Enter Kroenke again.
He announces that he has signed inept coach Jeff Fisher for another two
years. Last week I detailed the dismal record of UCLA football coach Jim
Mora and wondered what more evidence could be required to convince UCLA
athletic director Dan Guerrero that he wasn’t the answer to UCLA’s
football program. So Guerrero came out, like Kroenke, and gave Mora a
vote of confidence. Mora will make $21 million through 2019 plus
$930,000 in potential performance bonuses. And you wonder why the State
of California has unfunded debt and liabilities of $400 billion when a
person like this with a record of increasing failure can be paid that
kind of money and stay in his job?
Turnabout is fair
play, so here is Rams coach Fisher’s miserable record as Rams head coach
and director of player personnel:
Wins Losses Ties
2012 7
8 1
2013 6
10
2014 6
10
2015 7 9
2016 4 8
That’s 30 wins, 45
losses in five years, a winning percentage of 40%, and, like Mora, he’s
getting worse.
Here’s what I said in
the first week of September about the TV show “Hard Knocks” that
followed the Rams in practice, “…it showed a team that mostly engaged
in silly childish games with balloons and such, and trips to amusement
parks with their significant others and children. It seems as if there
was so little practice that only about half of what HBO showed was
actually devoted to football.”
It should have been
an embarrassment.
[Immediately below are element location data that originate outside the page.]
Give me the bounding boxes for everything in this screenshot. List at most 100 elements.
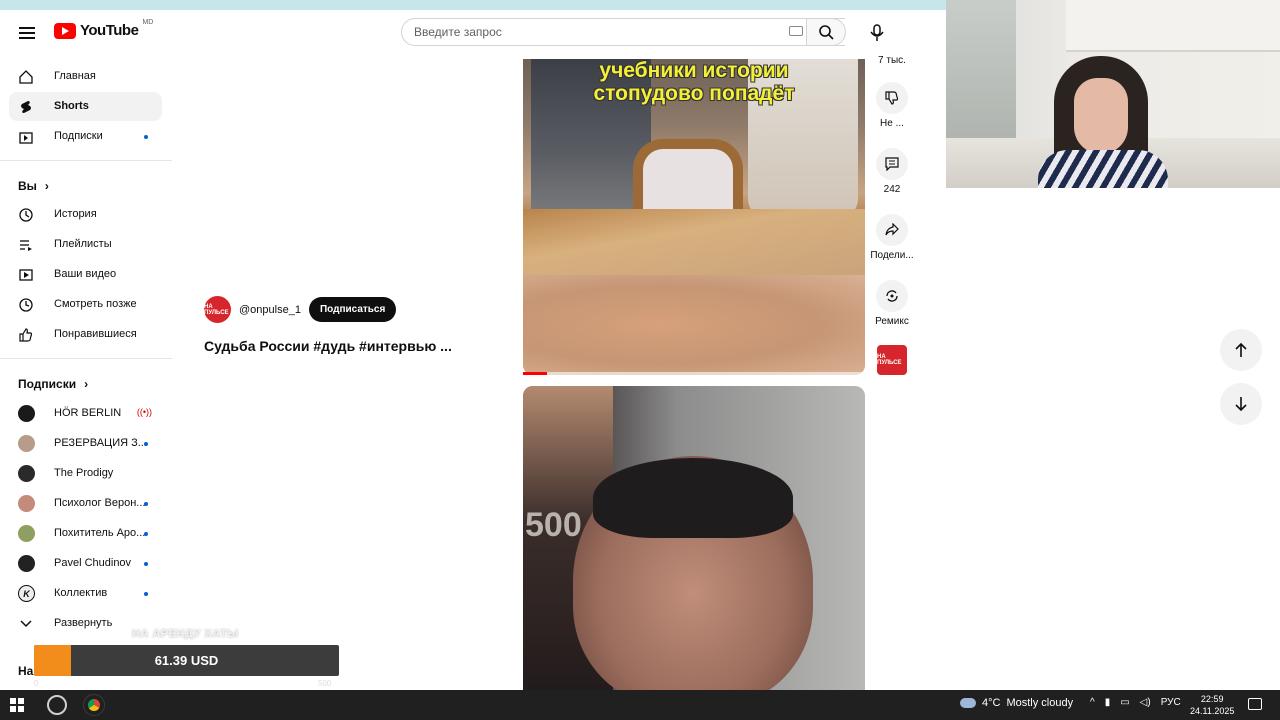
clock-time: 22:59 bbox=[1200, 694, 1224, 704]
webcam-body bbox=[1038, 150, 1168, 188]
section-title: Подписки bbox=[18, 377, 77, 391]
sidebar-section-subscriptions[interactable]: Подписки › bbox=[18, 377, 88, 391]
app-icon[interactable] bbox=[47, 695, 67, 715]
share-button[interactable]: Подели... bbox=[866, 214, 918, 261]
sidebar-item-home[interactable]: Главная bbox=[9, 62, 162, 91]
donation-goal-min: 0 bbox=[34, 679, 39, 688]
section-title: Вы bbox=[18, 179, 37, 193]
share-icon bbox=[876, 214, 908, 246]
menu-button[interactable] bbox=[12, 18, 42, 48]
sidebar-channel-reservation[interactable]: РЕЗЕРВАЦИЯ З... bbox=[9, 429, 162, 458]
like-count-label: 7 тыс. bbox=[878, 55, 906, 66]
history-icon bbox=[18, 207, 34, 223]
dislike-button[interactable]: Не ... bbox=[866, 82, 918, 129]
caption-line-2: стопудово попадёт bbox=[593, 82, 795, 105]
new-content-dot bbox=[144, 592, 148, 596]
channel-name: Коллектив bbox=[54, 587, 108, 599]
sidebar-channel-the-prodigy[interactable]: The Prodigy bbox=[9, 459, 162, 488]
search-button[interactable] bbox=[806, 18, 846, 46]
clock[interactable]: 22:59 24.11.2025 bbox=[1190, 693, 1234, 717]
webcam-face bbox=[1074, 78, 1128, 154]
search-placeholder: Введите запрос bbox=[414, 25, 502, 39]
video-table bbox=[523, 209, 865, 275]
system-tray: ^ ▮ ▭ ◁) РУС bbox=[1090, 697, 1181, 708]
youtube-app: YouTube MD Введите запрос Главная Shorts… bbox=[0, 10, 946, 690]
sidebar-item-playlists[interactable]: Плейлисты bbox=[9, 230, 162, 259]
next-short-preview[interactable]: 500 bbox=[523, 386, 865, 690]
channel-avatar bbox=[18, 495, 35, 512]
region-code: MD bbox=[142, 19, 154, 26]
keyboard-icon[interactable] bbox=[789, 26, 803, 36]
sidebar-channel-psychologist[interactable]: Психолог Верон... bbox=[9, 489, 162, 518]
shorts-icon bbox=[18, 99, 34, 115]
cloudy-icon bbox=[960, 698, 976, 708]
sidebar-channel-hor-berlin[interactable]: HÖR BERLIN ((•)) bbox=[9, 399, 162, 428]
webcam-cabinets bbox=[1066, 0, 1280, 52]
microphone-tray-icon[interactable]: ▮ bbox=[1105, 697, 1111, 708]
volume-icon[interactable]: ◁) bbox=[1140, 697, 1151, 708]
notification-icon[interactable] bbox=[1248, 698, 1262, 710]
short-title[interactable]: Судьба России #дудь #интервью ... bbox=[204, 338, 452, 354]
video-progress-bar[interactable] bbox=[523, 372, 865, 375]
sidebar-item-history[interactable]: История bbox=[9, 200, 162, 229]
channel-handle[interactable]: @onpulse_1 bbox=[239, 304, 301, 316]
comments-button[interactable]: 242 bbox=[866, 148, 918, 195]
next-short-button[interactable] bbox=[1220, 383, 1262, 425]
chevron-up-icon[interactable]: ^ bbox=[1090, 697, 1095, 708]
chevron-down-icon bbox=[18, 616, 34, 632]
voice-search-button[interactable] bbox=[862, 18, 892, 48]
video-caption: учебники истории стопудово попадёт bbox=[523, 59, 865, 105]
caption-line-1: учебники истории bbox=[599, 59, 789, 82]
sidebar-channel-aroma-thief[interactable]: Похититель Аро... bbox=[9, 519, 162, 548]
sidebar-item-label: История bbox=[54, 208, 97, 220]
your-videos-icon bbox=[18, 267, 34, 283]
sidebar-item-watch-later[interactable]: Смотреть позже bbox=[9, 290, 162, 319]
sidebar-item-label: Shorts bbox=[54, 100, 89, 112]
channel-name: РЕЗЕРВАЦИЯ З... bbox=[54, 437, 147, 449]
donation-goal-label: НА АРЕНДУ ХАТЫ bbox=[132, 628, 239, 640]
remix-button[interactable]: Ремикс bbox=[866, 280, 918, 327]
sidebar-item-label: Смотреть позже bbox=[54, 298, 137, 310]
sidebar-item-liked[interactable]: Понравившиеся bbox=[9, 320, 162, 349]
language-indicator[interactable]: РУС bbox=[1161, 697, 1181, 708]
channel-name: Pavel Chudinov bbox=[54, 557, 132, 569]
sidebar-channel-pavel-chudinov[interactable]: Pavel Chudinov bbox=[9, 549, 162, 578]
sidebar-item-label: Понравившиеся bbox=[54, 328, 137, 340]
new-content-dot bbox=[144, 442, 148, 446]
windows-start-icon[interactable] bbox=[10, 698, 24, 712]
donation-goal-max: 500 bbox=[318, 679, 332, 688]
new-content-dot bbox=[144, 502, 148, 506]
weather-temp: 4°C bbox=[982, 697, 1001, 709]
windows-taskbar: 4°C Mostly cloudy ^ ▮ ▭ ◁) РУС 22:59 24.… bbox=[0, 690, 1280, 720]
channel-avatar bbox=[18, 525, 35, 542]
previous-short-button[interactable] bbox=[1220, 329, 1262, 371]
youtube-logo[interactable]: YouTube MD bbox=[54, 19, 154, 39]
short-video-player[interactable]: учебники истории стопудово попадёт bbox=[523, 59, 865, 375]
sidebar-section-partial: На bbox=[18, 664, 33, 678]
channel-name: The Prodigy bbox=[54, 467, 114, 479]
sidebar-item-your-videos[interactable]: Ваши видео bbox=[9, 260, 162, 289]
live-icon: ((•)) bbox=[136, 407, 152, 417]
search-input[interactable]: Введите запрос bbox=[401, 18, 845, 46]
chrome-icon[interactable] bbox=[83, 694, 105, 716]
sidebar-divider bbox=[0, 160, 172, 161]
logo-text: YouTube bbox=[80, 22, 139, 39]
subscribe-button[interactable]: Подписаться bbox=[308, 297, 397, 322]
sidebar-channel-collective[interactable]: K Коллектив bbox=[9, 579, 162, 608]
sidebar-item-label: Подписки bbox=[54, 130, 103, 142]
sidebar-item-label: Плейлисты bbox=[54, 238, 112, 250]
chevron-right-icon: › bbox=[44, 179, 49, 193]
channel-avatar[interactable]: НА ПУЛЬСЕ bbox=[204, 296, 231, 323]
sidebar-item-subscriptions[interactable]: Подписки bbox=[9, 122, 162, 151]
battery-icon[interactable]: ▭ bbox=[1120, 697, 1129, 708]
sidebar-section-you[interactable]: Вы › bbox=[18, 179, 49, 193]
sidebar-item-label: Главная bbox=[54, 70, 96, 82]
microphone-icon bbox=[870, 24, 884, 41]
chevron-right-icon: › bbox=[84, 377, 89, 391]
new-content-dot bbox=[144, 532, 148, 536]
sidebar-item-shorts[interactable]: Shorts bbox=[9, 92, 162, 121]
weather-widget[interactable]: 4°C Mostly cloudy bbox=[960, 697, 1073, 709]
new-content-dot bbox=[144, 562, 148, 566]
channel-logo-icon[interactable]: НА ПУЛЬСЕ bbox=[877, 345, 907, 375]
webcam-overlay bbox=[946, 0, 1280, 188]
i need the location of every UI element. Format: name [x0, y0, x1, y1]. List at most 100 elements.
The show certainly indicated to me that the Rams were
going to be one of the worst teams in the NFL this year, and that’s the
way it’s turned out.
With the loss to the
Saints two weeks ago, Fisher became the second most losing coach in the
history of the NFL, with 163, passing Tom Landry (winner of 2 Super
Bowls, 5 NFC Titles, and 13 division titles) who took 418 games to lose
162 and was a leader in losses due to longevity, not incompetence.
Fisher managed to lose 163 in only 336 games.
After being decimated
by the Patriots Sunday, he is now only one behind the all-time leader,
Dan Reeves. And for this, Krazy Kroenke rewards him with a two year
extension through 2018. Why is Los Angeles saddled with all these
decision-makers who reward failure and don’t know their elbow from third
base about sports?
More stupidity:
Speaking of stupidity, what is Patriots quarterback Tom Brady doing in a
game with four minutes left and his team leading 26-3? In football
anyone can get seriously injured on any play. There is no earthly way
the Patriots could have lost that game in the last four minutes, yet
there was superstar Brady out there risking injury playing the last
throwaway four minutes. In addition to protecting Brady from being
injured playing these meaningless minutes, why wouldn’t any coach use
this opportunity to let his backup quarterback and other bench-warmers
get some playing time? Just because a coach wins a bunch of Super Bowls
doesn’t mean he’s got any common sense.